Data607 - Project 1

0.1 Environment Setup

library(tidyverse)

## -- Attaching packages ---------------------------------------------------------------------------------------------------------------------------------------------------------- tidyverse 1.2.1 --

## v ggplot2 2.2.1     v purrr   0.2.4
## v tibble  1.4.2     v dplyr   0.7.4
## v tidyr   0.8.0     v stringr 1.2.0
## v readr   1.1.1     v forcats 0.2.0

## -- Conflicts ------------------------------------------------------------------------------------------------------------------------------------------------------------- tidyverse_conflicts() --
## x dplyr::filter() masks stats::filter()
## x dplyr::lag()    masks stats::lag()

library(data.table)

## 
## Attaching package: 'data.table'

## The following objects are masked from 'package:dplyr':
## 
##     between, first, last

## The following object is masked from 'package:purrr':
## 
##     transpose

library(magrittr)

## 
## Attaching package: 'magrittr'

## The following object is masked from 'package:purrr':
## 
##     set_names

## The following object is masked from 'package:tidyr':
## 
##     extract

library(RCurl)

## Loading required package: bitops

## 
## Attaching package: 'RCurl'

## The following object is masked from 'package:tidyr':
## 
##     complete

0.2 Task

In this project, you’re given a text file with chess tournament results where the information has some structure. Your job is to create an R Markdown file that generates a .CSV file (that could for example be imported into a SQL database) with the following information for all of the players: Player’s Name, Player’s State, Total Number of Points, Player’s Pre-Rating, and Average Pre Chess Rating of Opponents. For the first player, the information would be: Gary Hua, ON, 6.0, 1794, 1605 1605 was calculated by using the pre-tournament opponents’ ratings of 1436, 1563, 1600, 1610, 1649, 1663, 1716, and dividing by the total number of games played. If you have questions about the meaning of the data or the results, please post them on the discussion forum. Data science, like chess, is a game of back and forth. The chess rating system (invented by a Minnesota statistician named Arpad Elo) has been used in many other contexts, including assessing relative strength of employment candidates by human resource departments. You may substitute another text file (or set of text files, or data scraped from web pages) of similar or greater complexity, and create your own assignment and solution. You may work in a small team. All of your code should be in an R markdown file (and published to rpubs.com); with your data accessible for the person running the script.

0.3 Import Data

The text file has been uploaded to GitHub. To assist reading the URL, RCurl is used. The fread function is used to read that data into a data table from the data.table package. Additional parameters are added to the function to specify separators and how to handle rows without appropriate number of columns.

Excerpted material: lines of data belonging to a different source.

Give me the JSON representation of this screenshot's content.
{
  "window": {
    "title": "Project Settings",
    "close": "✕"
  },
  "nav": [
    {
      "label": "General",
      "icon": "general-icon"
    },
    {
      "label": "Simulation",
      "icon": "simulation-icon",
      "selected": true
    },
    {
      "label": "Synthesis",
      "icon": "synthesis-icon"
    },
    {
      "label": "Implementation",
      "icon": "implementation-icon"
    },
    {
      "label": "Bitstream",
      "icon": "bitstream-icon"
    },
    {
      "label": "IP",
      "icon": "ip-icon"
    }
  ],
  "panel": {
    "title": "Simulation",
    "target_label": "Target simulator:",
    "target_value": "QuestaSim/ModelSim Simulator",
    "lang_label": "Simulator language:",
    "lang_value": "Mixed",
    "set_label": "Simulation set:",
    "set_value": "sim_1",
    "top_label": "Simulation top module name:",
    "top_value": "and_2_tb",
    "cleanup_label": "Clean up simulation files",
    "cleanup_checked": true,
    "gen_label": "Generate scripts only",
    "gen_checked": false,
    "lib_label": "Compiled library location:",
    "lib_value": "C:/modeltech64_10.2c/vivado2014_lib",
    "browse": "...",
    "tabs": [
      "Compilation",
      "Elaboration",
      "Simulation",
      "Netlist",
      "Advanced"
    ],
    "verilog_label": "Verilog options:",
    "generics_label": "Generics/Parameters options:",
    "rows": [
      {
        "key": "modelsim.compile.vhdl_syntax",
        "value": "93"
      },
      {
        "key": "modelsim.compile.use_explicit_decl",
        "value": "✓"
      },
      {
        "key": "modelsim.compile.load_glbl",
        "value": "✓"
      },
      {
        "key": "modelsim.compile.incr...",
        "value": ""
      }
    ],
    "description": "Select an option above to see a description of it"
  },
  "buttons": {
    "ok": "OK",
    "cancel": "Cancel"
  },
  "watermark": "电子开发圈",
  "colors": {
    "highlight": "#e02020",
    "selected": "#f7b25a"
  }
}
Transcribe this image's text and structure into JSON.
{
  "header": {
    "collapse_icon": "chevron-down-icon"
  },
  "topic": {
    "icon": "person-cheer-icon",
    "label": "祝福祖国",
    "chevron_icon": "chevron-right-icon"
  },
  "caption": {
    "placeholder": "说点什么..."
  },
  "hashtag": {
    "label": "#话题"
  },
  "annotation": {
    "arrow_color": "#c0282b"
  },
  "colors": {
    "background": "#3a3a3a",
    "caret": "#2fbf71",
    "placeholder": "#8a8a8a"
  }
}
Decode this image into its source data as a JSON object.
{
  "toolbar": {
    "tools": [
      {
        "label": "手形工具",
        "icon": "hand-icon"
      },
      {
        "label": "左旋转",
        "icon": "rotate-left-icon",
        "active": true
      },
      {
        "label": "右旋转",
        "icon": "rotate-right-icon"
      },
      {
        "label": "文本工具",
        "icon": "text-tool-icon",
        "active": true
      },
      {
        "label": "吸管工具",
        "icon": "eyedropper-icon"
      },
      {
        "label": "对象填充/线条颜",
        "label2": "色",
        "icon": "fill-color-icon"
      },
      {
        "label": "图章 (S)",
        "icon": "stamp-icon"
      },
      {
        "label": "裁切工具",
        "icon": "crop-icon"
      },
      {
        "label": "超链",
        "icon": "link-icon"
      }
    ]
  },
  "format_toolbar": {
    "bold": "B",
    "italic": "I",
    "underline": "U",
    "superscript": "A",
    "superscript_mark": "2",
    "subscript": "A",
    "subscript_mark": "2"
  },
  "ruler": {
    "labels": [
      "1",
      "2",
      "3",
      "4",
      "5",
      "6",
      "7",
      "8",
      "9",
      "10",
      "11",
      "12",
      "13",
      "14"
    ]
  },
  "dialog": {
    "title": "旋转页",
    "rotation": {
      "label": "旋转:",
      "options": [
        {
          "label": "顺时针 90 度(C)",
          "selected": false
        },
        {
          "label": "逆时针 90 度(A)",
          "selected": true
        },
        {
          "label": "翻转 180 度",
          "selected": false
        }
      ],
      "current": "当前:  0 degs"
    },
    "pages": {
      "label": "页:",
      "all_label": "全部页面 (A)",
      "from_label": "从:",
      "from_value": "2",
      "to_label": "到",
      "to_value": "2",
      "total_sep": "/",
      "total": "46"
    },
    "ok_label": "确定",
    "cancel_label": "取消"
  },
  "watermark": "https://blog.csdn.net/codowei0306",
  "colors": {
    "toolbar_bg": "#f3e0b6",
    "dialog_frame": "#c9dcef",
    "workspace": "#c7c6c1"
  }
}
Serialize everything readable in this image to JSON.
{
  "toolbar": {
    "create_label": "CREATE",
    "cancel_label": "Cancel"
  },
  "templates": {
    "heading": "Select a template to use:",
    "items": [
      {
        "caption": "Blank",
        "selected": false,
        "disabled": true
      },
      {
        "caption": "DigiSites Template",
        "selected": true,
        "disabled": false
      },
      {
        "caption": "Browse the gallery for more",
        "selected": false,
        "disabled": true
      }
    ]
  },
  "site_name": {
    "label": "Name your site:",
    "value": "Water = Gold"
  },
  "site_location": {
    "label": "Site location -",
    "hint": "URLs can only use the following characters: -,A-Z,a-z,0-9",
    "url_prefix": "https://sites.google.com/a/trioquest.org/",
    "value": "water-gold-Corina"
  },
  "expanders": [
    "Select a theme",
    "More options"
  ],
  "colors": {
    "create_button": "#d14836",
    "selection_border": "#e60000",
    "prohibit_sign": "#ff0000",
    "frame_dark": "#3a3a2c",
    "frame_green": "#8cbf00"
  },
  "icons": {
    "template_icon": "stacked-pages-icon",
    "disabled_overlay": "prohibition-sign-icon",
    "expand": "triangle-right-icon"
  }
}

txt <- getURL("https://raw.githubusercontent.com/baroncurtin2/data607/master/tournamentinfo.txt")

fields <- c("Number", "Name", "Points", "R1", "R2", "R3", "R4", "R5", "R6", "R7", "EOL")
data <- fread(txt, header = FALSE, skip = 4, sep = "|", fill = TRUE, stringsAsFactors = FALSE, col.names = fields)

0.4 Data Cleansing

The resulting data is full of useless rows that need to be removed, as well as extra spaces. The great members of the Tidyverse package will assist. The player’s state is in the second row follow the player’s row. Additional columns need to be created for the player’s state and points.

data <- data %>%
  filter(!Name == "") %>%
  select(Number:R7) %>%
  mutate_all(str_trim) %>%
  mutate(State = "",
         Rating = "")

Loop through the data table to get the values needed from the rows following the rows with the names. The number column in the second row will contain the State. The Name column will contain the Points.

for (i in 1:nrow(data)) {
  data$State[i] <- data$Number[i + 1]
  data$Rating[i] <- str_extract(data$Name[i + 1], '[[:blank:]]{1}[[:digit:]]{3,4}')
}

data <- data %>%
  filter(!is.na(Rating))

Since we will need to for the next part, we can convert each round to just the opponents number.

data <- data %>%
  mutate_at(vars(matches('R[[:digit:]]{1}')),
            funs(str_extract(. ,'[[:space:]]+[[:digit:]]{1,2}'))) %>%
  mutate_all(str_trim)

0.5 Opponents Ratings

First we will create a lookup table with ID (Number) and the Rating

ratings <- data %>%
  select(Number, Rating) %>%
  mutate_all(str_trim)

Next we will attempt to mutate the Opponents’ IDs into their rating

for (i in 1:nrow(data)) {
  for (j in 4:10) {
    data[i,j] <- ratings[ratings$Number == data[i,j], 2][1]
  }
}

Next we will calculate the opponents average rating

data <- data %>%
  mutate_at(vars(matches('R[[:digit:]]{1}')), 
            funs(as.numeric))
data$OppRating <- round(rowMeans(data[, c(4:10)], na.rm = TRUE), 1)

0.6 Final Table

final <- data %>%
  select(Name, State, Points, Rating, OppRating)

write_tsv(final, path = "final.csv")